LangChain has become the standard for building reasoning loops, but out of the box, it lacks a secure wallet primitive. Most tutorials suggest passing a private key directly to a Tool. This is dangerous for production.

This guide shows you how to wrap a LangChain Tool with PolicyLayer to enforce hard spending limits.

The Risk of Raw Keys in Tools

When you define a Custom Tool in LangChain for blockchain interactions, it usually looks like this:

class SendEthTool extends Tool {
name = "send_eth";
description = "Sends ETH to an address";
async _call(input: string) {
// DANGER: No limits here!
const wallet = new Wallet(process.env.PRIVATE_KEY);
return wallet.sendTransaction(...);
}
}

If the LLM hallucinates the input amount or the recipient, the transaction executes immediately.

Step 1: Install the Policy Wallet SDK

Instead of using a raw ethers.Wallet or viem client, we use the PolicyWallet wrapper.

npm install @policylayer/sdk

Step 2: Create the Policy-Aware Tool

We modify the tool to use PolicyLayer's Two-Gate Enforcement.

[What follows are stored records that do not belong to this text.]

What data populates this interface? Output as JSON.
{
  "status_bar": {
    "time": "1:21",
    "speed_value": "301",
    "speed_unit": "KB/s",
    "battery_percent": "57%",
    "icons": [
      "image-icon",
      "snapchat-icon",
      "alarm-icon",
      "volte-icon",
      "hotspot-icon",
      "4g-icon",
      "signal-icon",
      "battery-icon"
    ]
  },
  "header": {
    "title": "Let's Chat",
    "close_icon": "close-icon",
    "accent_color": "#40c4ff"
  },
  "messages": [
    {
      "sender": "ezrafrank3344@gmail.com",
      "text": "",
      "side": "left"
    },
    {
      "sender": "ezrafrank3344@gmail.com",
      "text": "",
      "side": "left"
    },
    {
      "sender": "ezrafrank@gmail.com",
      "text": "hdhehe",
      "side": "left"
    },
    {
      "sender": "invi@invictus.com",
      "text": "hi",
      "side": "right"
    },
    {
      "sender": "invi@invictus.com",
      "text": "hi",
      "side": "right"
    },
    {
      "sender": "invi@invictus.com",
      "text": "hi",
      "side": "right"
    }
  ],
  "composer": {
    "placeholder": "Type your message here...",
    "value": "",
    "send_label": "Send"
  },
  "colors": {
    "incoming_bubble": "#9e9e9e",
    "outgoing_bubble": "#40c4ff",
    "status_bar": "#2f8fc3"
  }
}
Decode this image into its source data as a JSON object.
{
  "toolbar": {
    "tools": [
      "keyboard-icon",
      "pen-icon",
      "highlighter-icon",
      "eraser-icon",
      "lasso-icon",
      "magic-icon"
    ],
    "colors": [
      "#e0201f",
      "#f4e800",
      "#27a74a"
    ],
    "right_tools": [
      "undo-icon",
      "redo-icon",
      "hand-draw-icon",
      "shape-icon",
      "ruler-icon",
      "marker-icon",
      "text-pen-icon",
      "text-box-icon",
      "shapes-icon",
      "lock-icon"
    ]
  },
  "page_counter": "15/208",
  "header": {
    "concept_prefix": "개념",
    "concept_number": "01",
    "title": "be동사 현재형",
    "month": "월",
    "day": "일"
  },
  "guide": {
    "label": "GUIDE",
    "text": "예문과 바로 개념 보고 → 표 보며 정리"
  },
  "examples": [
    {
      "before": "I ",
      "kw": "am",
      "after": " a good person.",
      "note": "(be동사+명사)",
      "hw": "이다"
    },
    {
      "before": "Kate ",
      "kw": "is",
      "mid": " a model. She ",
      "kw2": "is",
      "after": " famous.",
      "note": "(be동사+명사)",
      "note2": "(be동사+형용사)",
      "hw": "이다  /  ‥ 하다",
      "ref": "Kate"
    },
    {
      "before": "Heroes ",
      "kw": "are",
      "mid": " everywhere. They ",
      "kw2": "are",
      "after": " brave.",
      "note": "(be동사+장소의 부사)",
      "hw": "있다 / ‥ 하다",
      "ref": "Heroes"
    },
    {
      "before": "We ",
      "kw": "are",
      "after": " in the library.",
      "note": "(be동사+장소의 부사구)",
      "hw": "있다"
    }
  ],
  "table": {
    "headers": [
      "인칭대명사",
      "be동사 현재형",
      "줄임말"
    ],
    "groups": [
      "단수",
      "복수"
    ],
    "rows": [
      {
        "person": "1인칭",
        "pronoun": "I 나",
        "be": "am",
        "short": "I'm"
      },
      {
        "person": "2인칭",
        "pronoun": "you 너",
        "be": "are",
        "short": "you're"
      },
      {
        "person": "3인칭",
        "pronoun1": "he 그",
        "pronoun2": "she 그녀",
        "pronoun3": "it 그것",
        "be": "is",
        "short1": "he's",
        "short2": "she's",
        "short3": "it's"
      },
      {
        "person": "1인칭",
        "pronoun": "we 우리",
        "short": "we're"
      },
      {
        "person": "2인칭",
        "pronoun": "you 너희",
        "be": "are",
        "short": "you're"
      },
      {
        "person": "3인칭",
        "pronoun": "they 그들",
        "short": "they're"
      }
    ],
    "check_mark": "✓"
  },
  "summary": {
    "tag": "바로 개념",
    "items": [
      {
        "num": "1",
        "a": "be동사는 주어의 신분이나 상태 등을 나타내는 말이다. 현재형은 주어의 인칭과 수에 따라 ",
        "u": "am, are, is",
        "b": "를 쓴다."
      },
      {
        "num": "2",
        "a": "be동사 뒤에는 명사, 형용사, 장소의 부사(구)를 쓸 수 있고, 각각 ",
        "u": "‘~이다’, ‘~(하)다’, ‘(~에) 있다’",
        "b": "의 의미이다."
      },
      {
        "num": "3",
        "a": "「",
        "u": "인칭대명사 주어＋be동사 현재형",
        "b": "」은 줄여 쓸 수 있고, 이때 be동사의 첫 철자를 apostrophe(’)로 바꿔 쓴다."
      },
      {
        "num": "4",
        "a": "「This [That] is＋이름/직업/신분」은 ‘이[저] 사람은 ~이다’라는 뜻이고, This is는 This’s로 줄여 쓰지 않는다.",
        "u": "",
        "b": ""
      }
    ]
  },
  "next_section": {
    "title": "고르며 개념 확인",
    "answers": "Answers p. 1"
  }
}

import { PolicyWallet, createEthersAdapter } from '@policylayer/sdk';
import { Tool } from 'langchain/tools';

class SecureSendTool extends Tool {
name = "secure_send_eth";
description = "Safely sends ETH with spending limits";

private wallet: PolicyWallet;

constructor() {
super();
// Create adapter with your existing private key
const adapter = await createEthersAdapter(
process.env.PRIVATE_KEY,
process.env.RPC_URL
);

// Wrap with policy enforcement
this.wallet = new PolicyWallet(adapter, {
apiUrl: 'https://api.policylayer.com',
apiKey: process.env.POLICYLAYER_API_KEY
});
}

async _call(input: string) {
const { to, amount } = JSON.parse(input);

try {
// PolicyWallet.send() handles both gates automatically:
// 1. Validates intent against spending limits
// 2. Verifies fingerprint to prevent tampering
// 3. Signs and broadcasts only if approved
const result = await this.wallet.send({
chain: 'ethereum',
asset: 'eth',
to,
amount
});
return `Transaction Hash: ${result.hash}`;

} catch (error) {
return `BLOCKED: ${error.message}`;
}
}
}

Why This Matters

By wrapping the execution logic:

  1. The Agent is oblivious: The LLM just tries to use the tool.
  2. The Policy is sovereign: If the LLM tries to send 100 ETH, wallet.validate() throws an error before a signature is ever generated.

This is the only way to safely deploy LangChain agents that handle real value on mainnet.